Às vezes sinto saudades daqueles tempos, quando tudo era mais tranquilo, não
havia quase motos ou carros nas ruas.
Ao chegar em casa, ajudava minha mãe a fazer chapéu. A palha utilizada cortava meus
dedos, mas era a única forma de ajudar na renda familiar, garantindo dinheiro para, quando
chegassem os festejos, comprar tecido para fazer os vestidos.

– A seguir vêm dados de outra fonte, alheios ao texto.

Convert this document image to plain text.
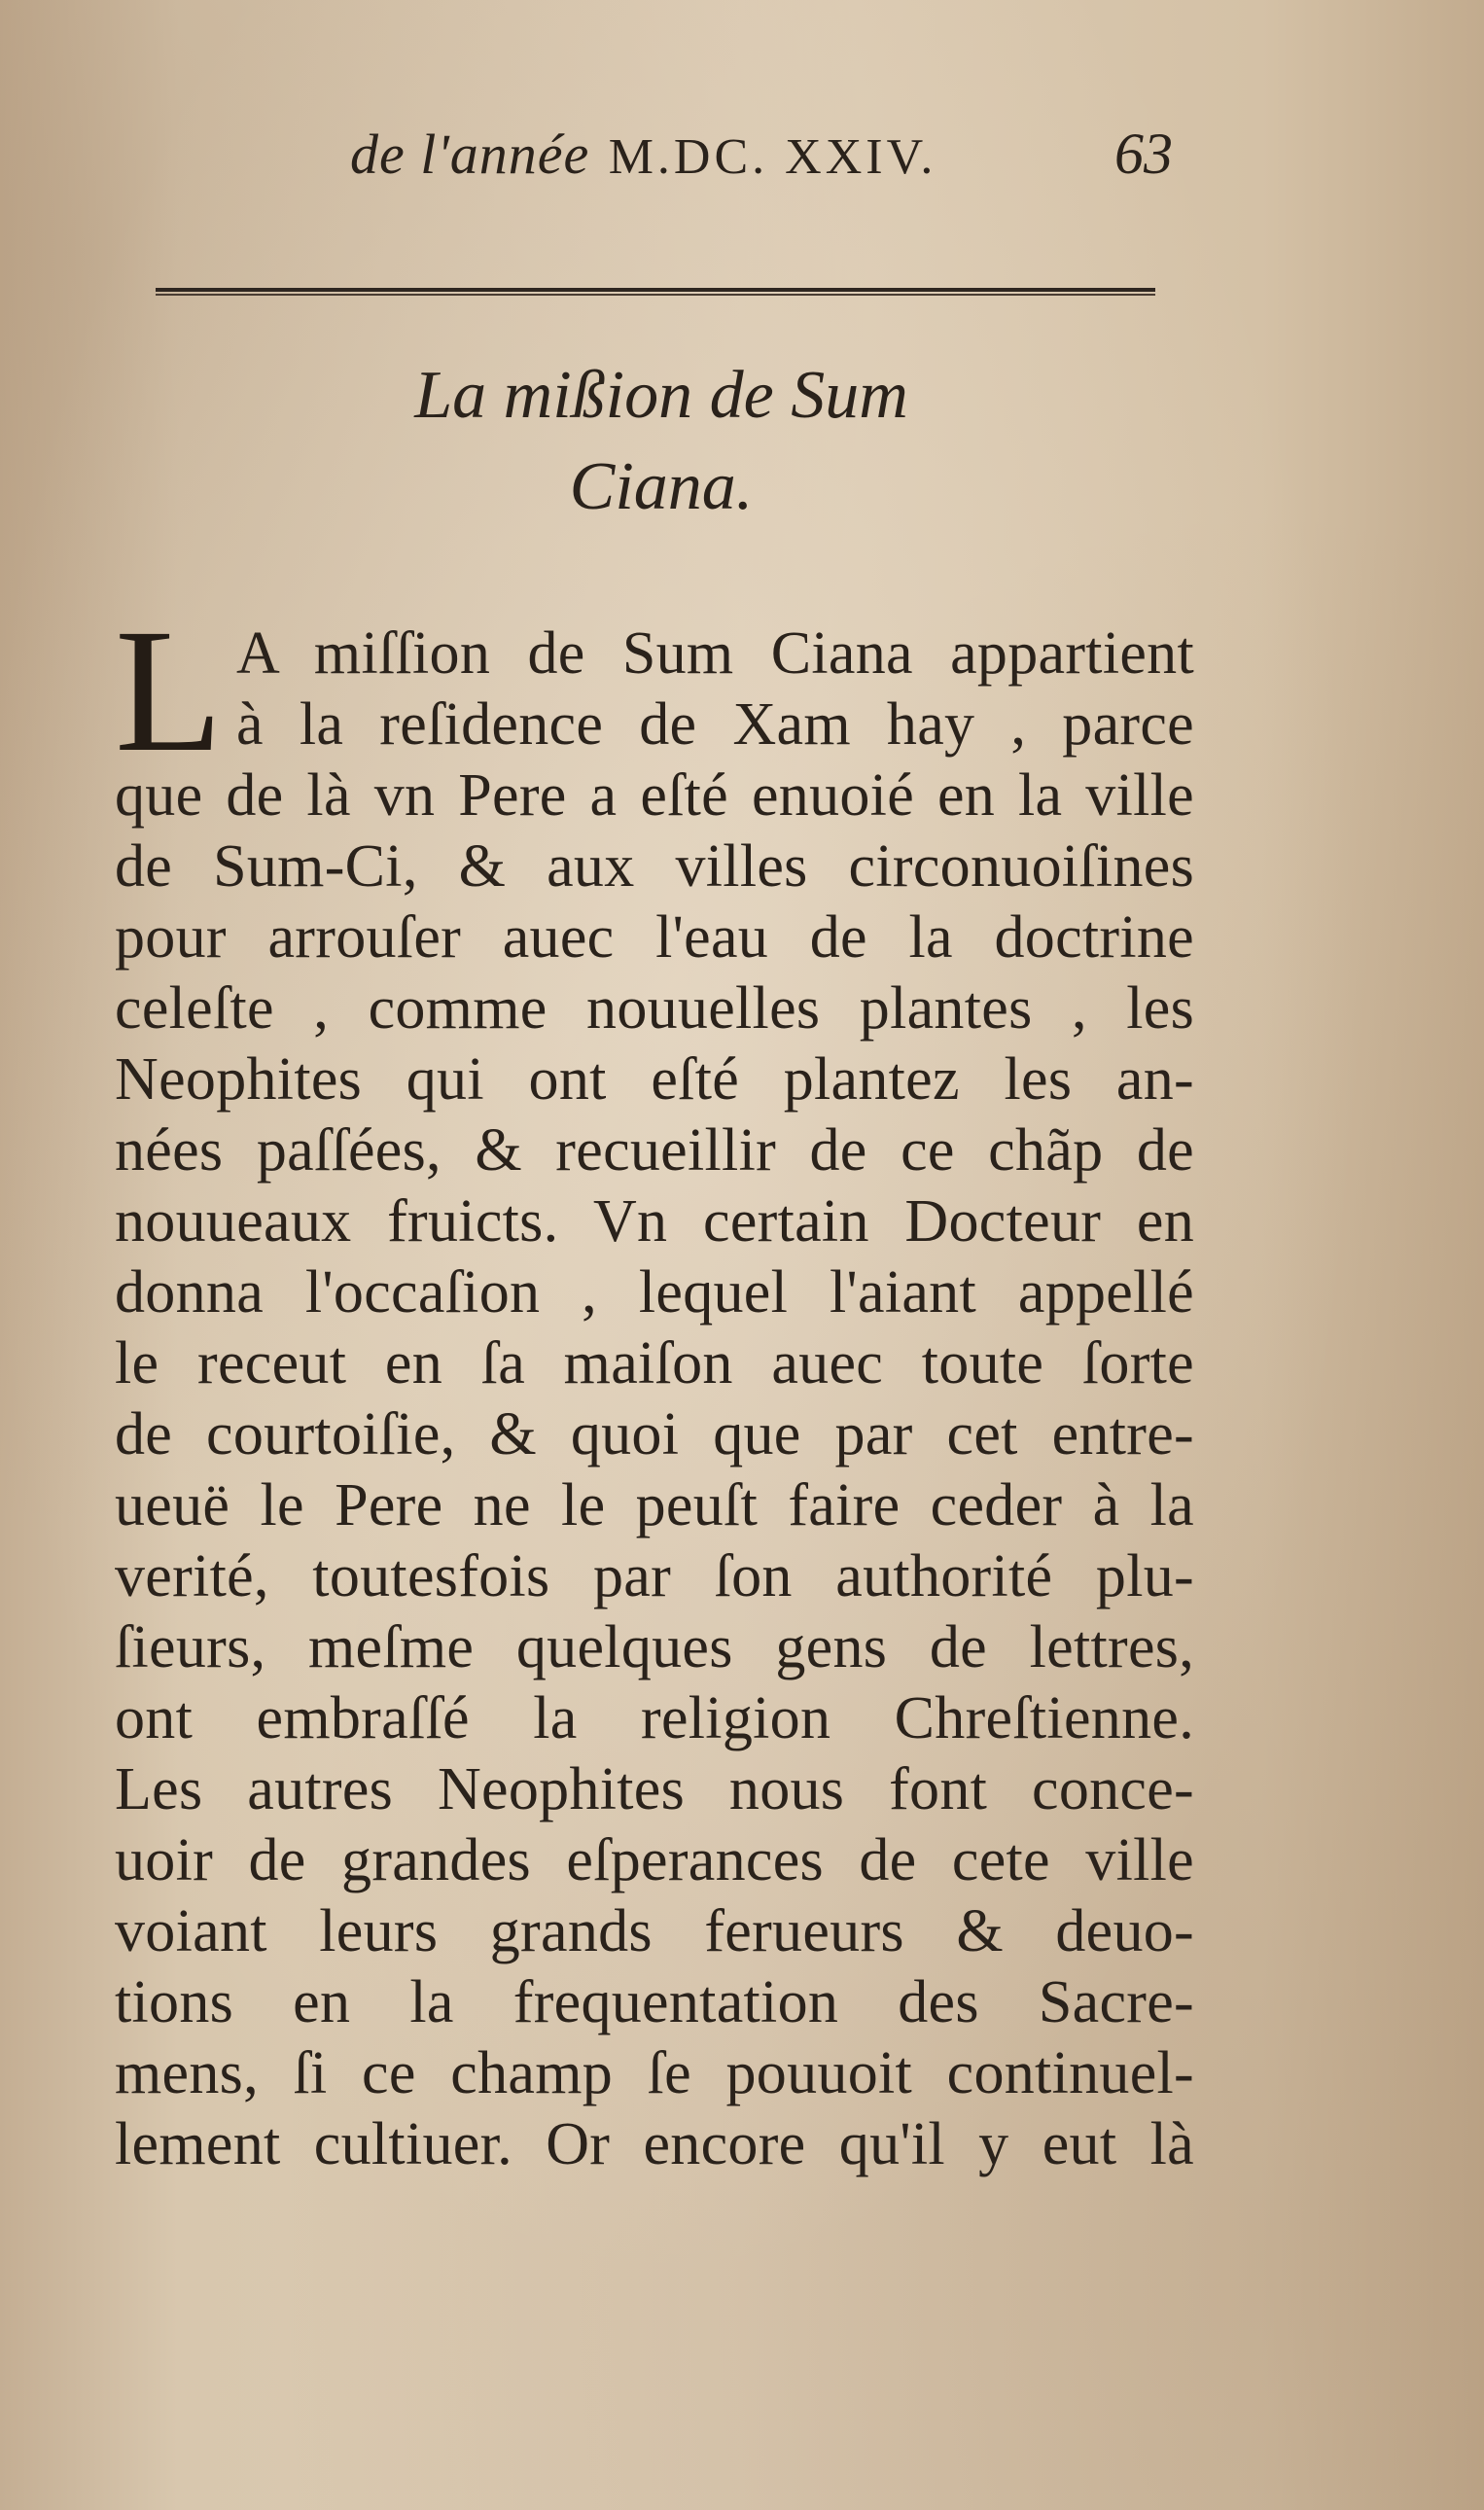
de l'année M.DC. XXIV.	63
La mißion de Sum
Ciana.
L A miſſion de Sum Ciana appartient
à la reſidence de Xam hay , parce
que de là vn Pere a eſté enuoié en la ville
de Sum-Ci, & aux villes circonuoiſines
pour arrouſer auec l'eau de la doctrine
celeſte , comme nouuelles plantes , les
Neophites qui ont eſté plantez les an-
nées paſſées, & recueillir de ce chãp de
nouueaux fruicts. Vn certain Docteur en
donna l'occaſion , lequel l'aiant appellé
le receut en ſa maiſon auec toute ſorte
de courtoiſie, & quoi que par cet entre-
ueuë le Pere ne le peuſt faire ceder à la
verité, toutesfois par ſon authorité plu-
ſieurs, meſme quelques gens de lettres,
ont embraſſé la religion Chreſtienne.
Les autres Neophites nous font conce-
uoir de grandes eſperances de cete ville
voiant leurs grands ferueurs & deuo-
tions en la frequentation des Sacre-
mens, ſi ce champ ſe pouuoit continuel-
lement cultiuer. Or encore qu'il y eut là
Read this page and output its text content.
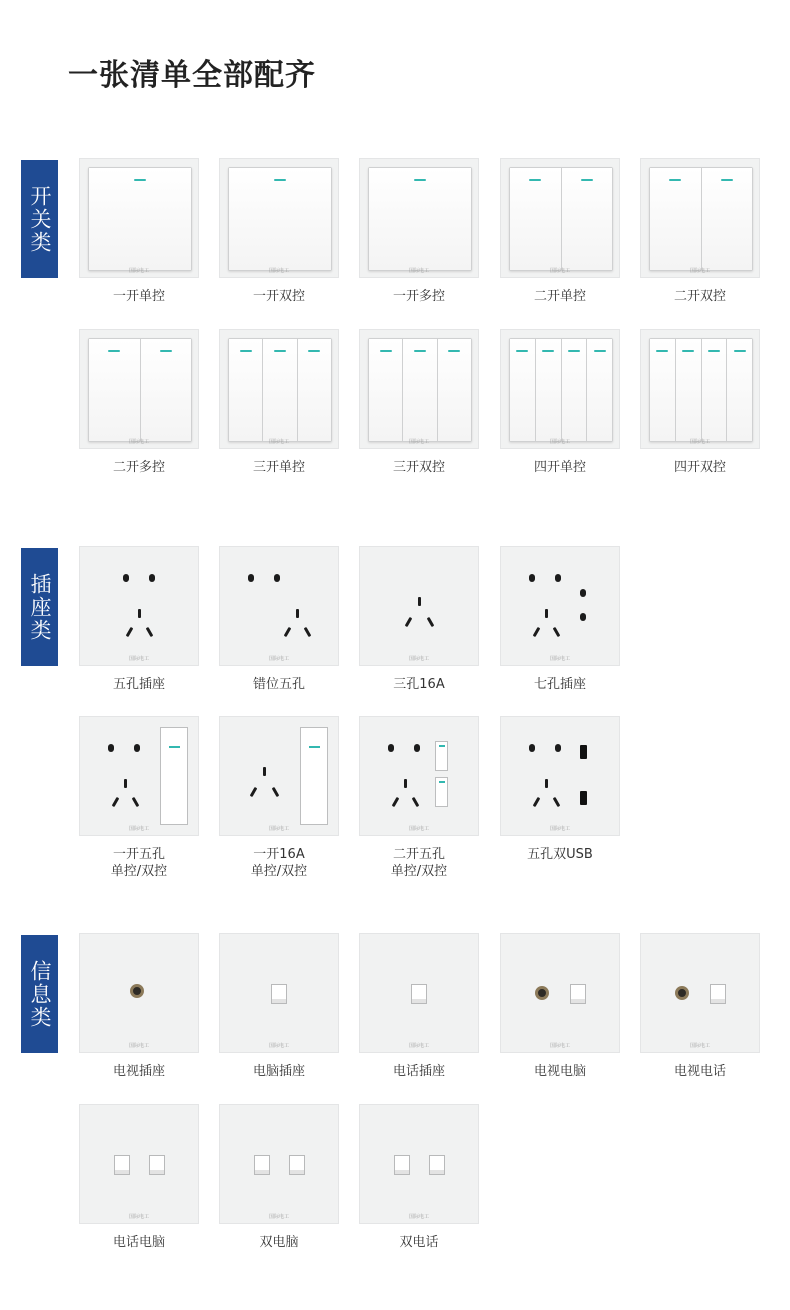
一张清单全部配齐
开关类
国际电工
一开单控
国际电工
一开双控
国际电工
一开多控
国际电工
二开单控
国际电工
二开双控
国际电工
二开多控
国际电工
三开单控
国际电工
三开双控
国际电工
四开单控
国际电工
四开双控
插座类
国际电工
五孔插座
国际电工
错位五孔
国际电工
三孔16A
国际电工
七孔插座
国际电工
一开五孔
单控/双控
国际电工
一开16A
单控/双控
国际电工
二开五孔
单控/双控
国际电工
五孔双USB
信息类
国际电工
电视插座
国际电工
电脑插座
国际电工
电话插座
国际电工
电视电脑
国际电工
电视电话
国际电工
电话电脑
国际电工
双电脑
国际电工
双电话
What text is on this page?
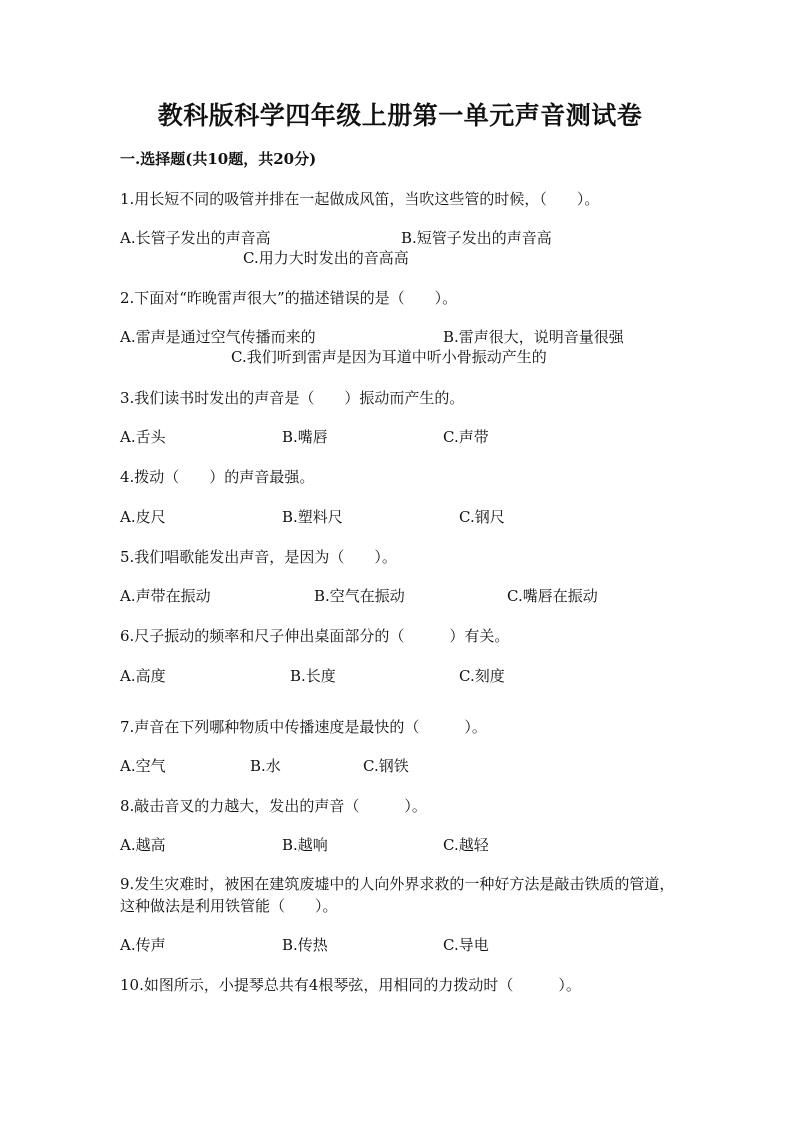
教科版科学四年级上册第一单元声音测试卷
一.选择题(共10题，共20分)
1.用长短不同的吸管并排在一起做成风笛，当吹这些管的时候，（　　）。
A.长管子发出的声音高	B.短管子发出的声音高
C.用力大时发出的音高高
2.下面对“昨晚雷声很大”的描述错误的是（　　）。
A.雷声是通过空气传播而来的	B.雷声很大，说明音量很强
C.我们听到雷声是因为耳道中听小骨振动产生的
3.我们读书时发出的声音是（　　）振动而产生的。
A.舌头	B.嘴唇	C.声带
4.拨动（　　）的声音最强。
A.皮尺	B.塑料尺	C.钢尺
5.我们唱歌能发出声音，是因为（　　）。
A.声带在振动	B.空气在振动	C.嘴唇在振动
6.尺子振动的频率和尺子伸出桌面部分的（　　　）有关。
A.高度	B.长度	C.刻度
7.声音在下列哪种物质中传播速度是最快的（　　　）。
A.空气	B.水	C.钢铁
8.敲击音叉的力越大，发出的声音（　　　）。
A.越高	B.越响	C.越轻
9.发生灾难时，被困在建筑废墟中的人向外界求救的一种好方法是敲击铁质的管道，这种做法是利用铁管能（　　）。
A.传声	B.传热	C.导电
10.如图所示，小提琴总共有4根琴弦，用相同的力拨动时（　　　）。
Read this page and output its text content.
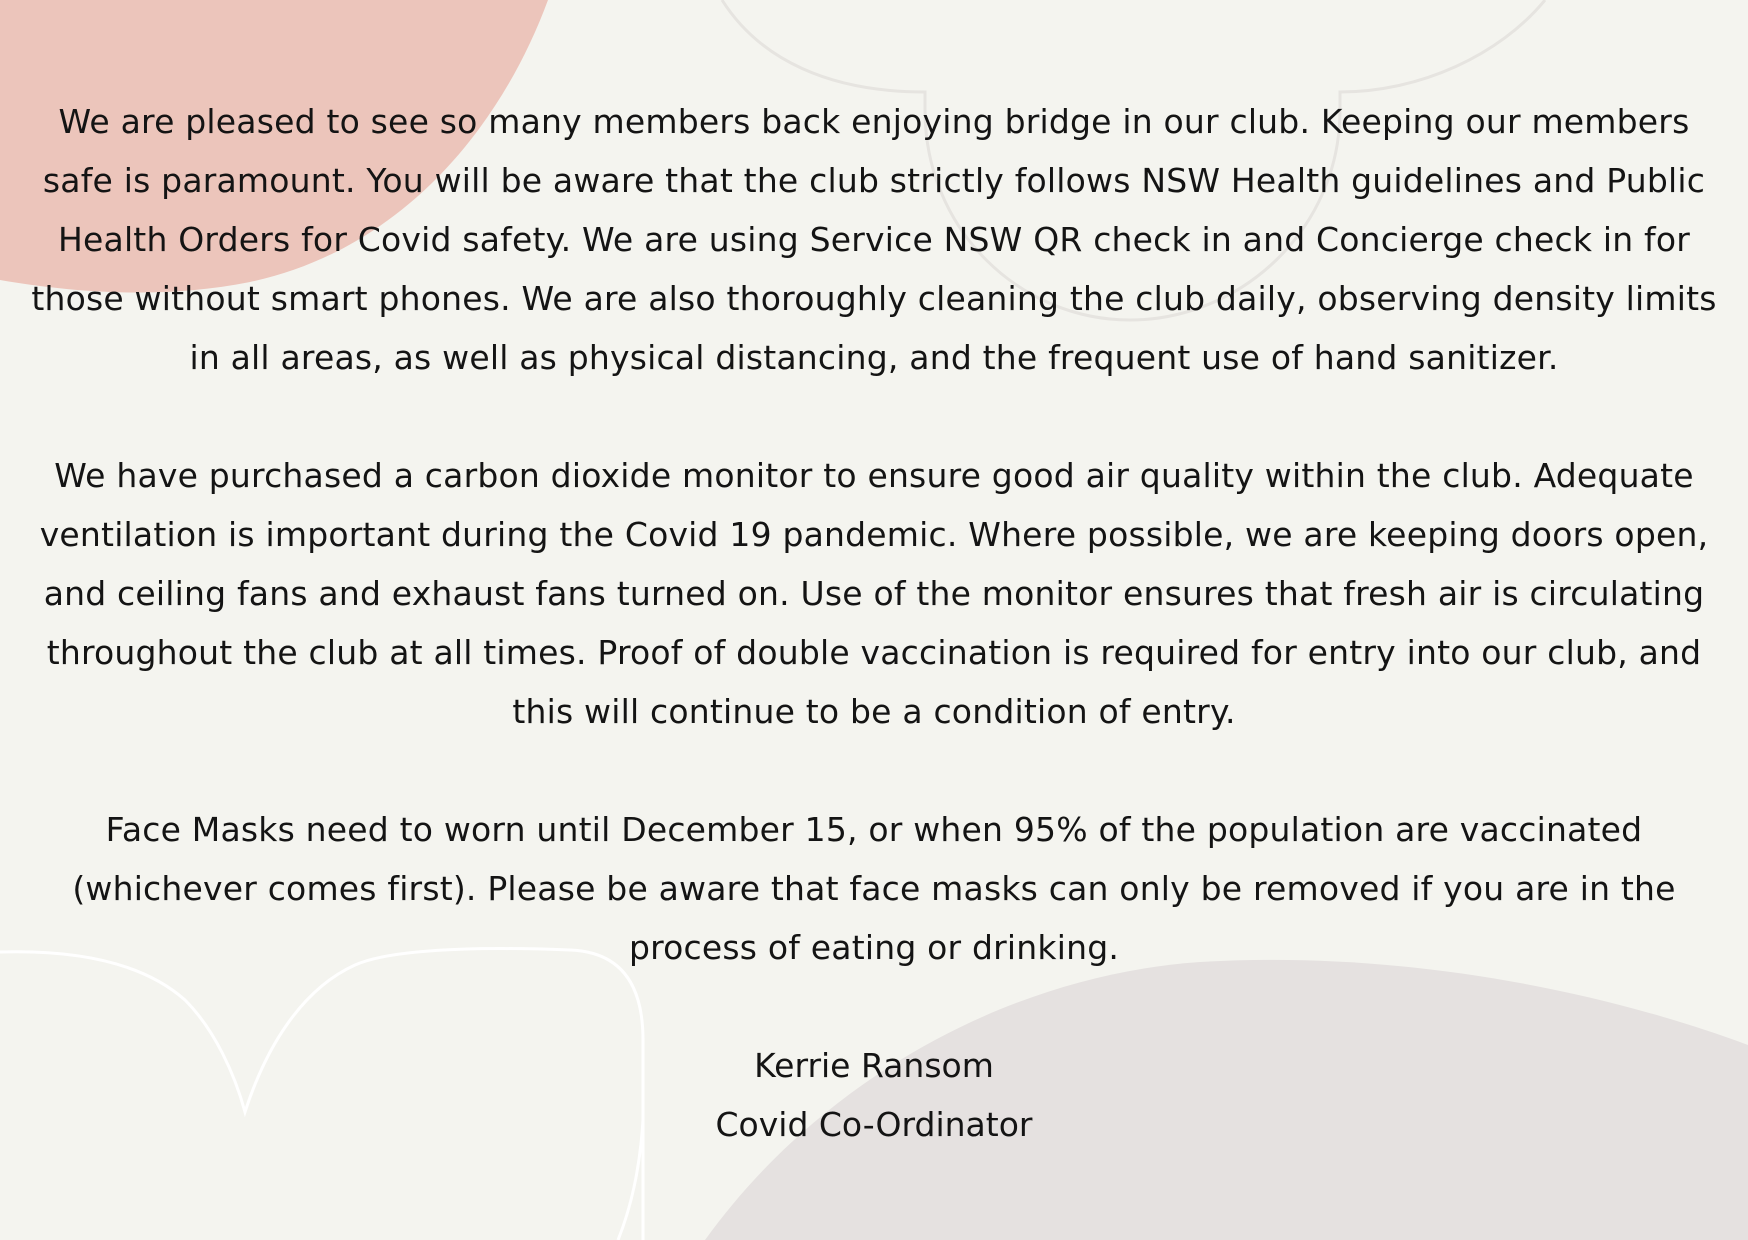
We are pleased to see so many members back enjoying bridge in our club. Keeping our members safe is paramount. You will be aware that the club strictly follows NSW Health guidelines and Public Health Orders for Covid safety. We are using Service NSW QR check in and Concierge check in for those without smart phones. We are also thoroughly cleaning the club daily, observing density limits in all areas, as well as physical distancing, and the frequent use of hand sanitizer.

We have purchased a carbon dioxide monitor to ensure good air quality within the club. Adequate ventilation is important during the Covid 19 pandemic. Where possible, we are keeping doors open, and ceiling fans and exhaust fans turned on. Use of the monitor ensures that fresh air is circulating throughout the club at all times. Proof of double vaccination is required for entry into our club, and this will continue to be a condition of entry.

Face Masks need to worn until December 15, or when 95% of the population are vaccinated (whichever comes first). Please be aware that face masks can only be removed if you are in the process of eating or drinking.

Kerrie Ransom
Covid Co-Ordinator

Estudava à tarde com a professora Iracy, mestra muito severa. Minha mochila era um
saco de arroz, em que levava um lápis, a cartilha do ABC e uma tabuada. Meu pai me colocou
na escola, e meus irmãos também, para aprendermos a ler uma carta e fazer outra. Eu
era craque na leitura e não gostava da tabuada, mas estudava muito para não apanhar de
palmatória. Nunca apanhei da professora, pois ficava bem quietinha. Durante o recreio, ela
mandava-nos capinar o mato que crescia ao redor da escola, tarefa que julgava enfadonha,
pois minhas mãos às vezes inchavam.

Quando chegava da escola já era quase hora do jantar. Comíamos feijão com farofa de
toucinho. O gosto não era bom, mas de tanto comer já havia me acostumado. Raramente
comíamos carne ou biscoito, e só tomávamos refrigerante quando caíamos doentes.
Nas festas não havia bebidas alcoólicas, só o arico-rico – suco industrializado em pó
colocado em garrafas –, que tinha que ser dividido com os amigos, proporcionando momentos
de alegria e confusão.
Apesar das secas, minha família nunca passou fome, pois meu pai criava capotes e
cabras; por esse motivo não nos faltava leite. Raramente chovia, mas quando acontecia
era o maior alvoroço! Todos corriam em busca de baldes para armazenar água e eu ainda
brincava com as outras crianças na chuva. A água que caía do céu era fresquinha, contrastando
com a terra quente, e quando se misturavam produziam uma fumaça que causava
um clima de mistério. A forte chuva formava um pequeno lameiro, que, misturado à terra,
parecia um rio de chocolate. A magia da água tocando o meu rosto era muito forte.
Nessas horas o trabalho era esquecido.
Naquele tempo, a chuva era a maior alegria e a rua transformava-se em um mundo
fantástico. Além das brincadeiras no lamaçal que escorria pela rua, modelávamos panelinhas
de barro para brincar de comidinha, fazíamos bonecos de sabugo de milho ou casca
de melancia, construíamos casinhas e redes de palha para pastorar o roçado...
Quando não chovia era uma tristeza de dar dó, não havia mais a magia e sobrava tempo
para brincar pela manhã. Então, eu e a minha turma nos reuníamos nas casinhas de
palha. Lá construíamos brinquedos, conversávamos, fazíamos comidinhas de frutas e inventávamos
histórias cheias de mistérios e paixões.
Nossa vida se enchia de alegria, que vinha de muitos momentos: das brincadeiras, da
escola, da família e de quando chovia. O fim da história? Não sei, porque ainda vivo. Enquanto
viver, minhas memórias nunca irão acabar.

(Texto baseado na entrevista feita com a sra. Maria Nonata de Abreu, 58 anos.)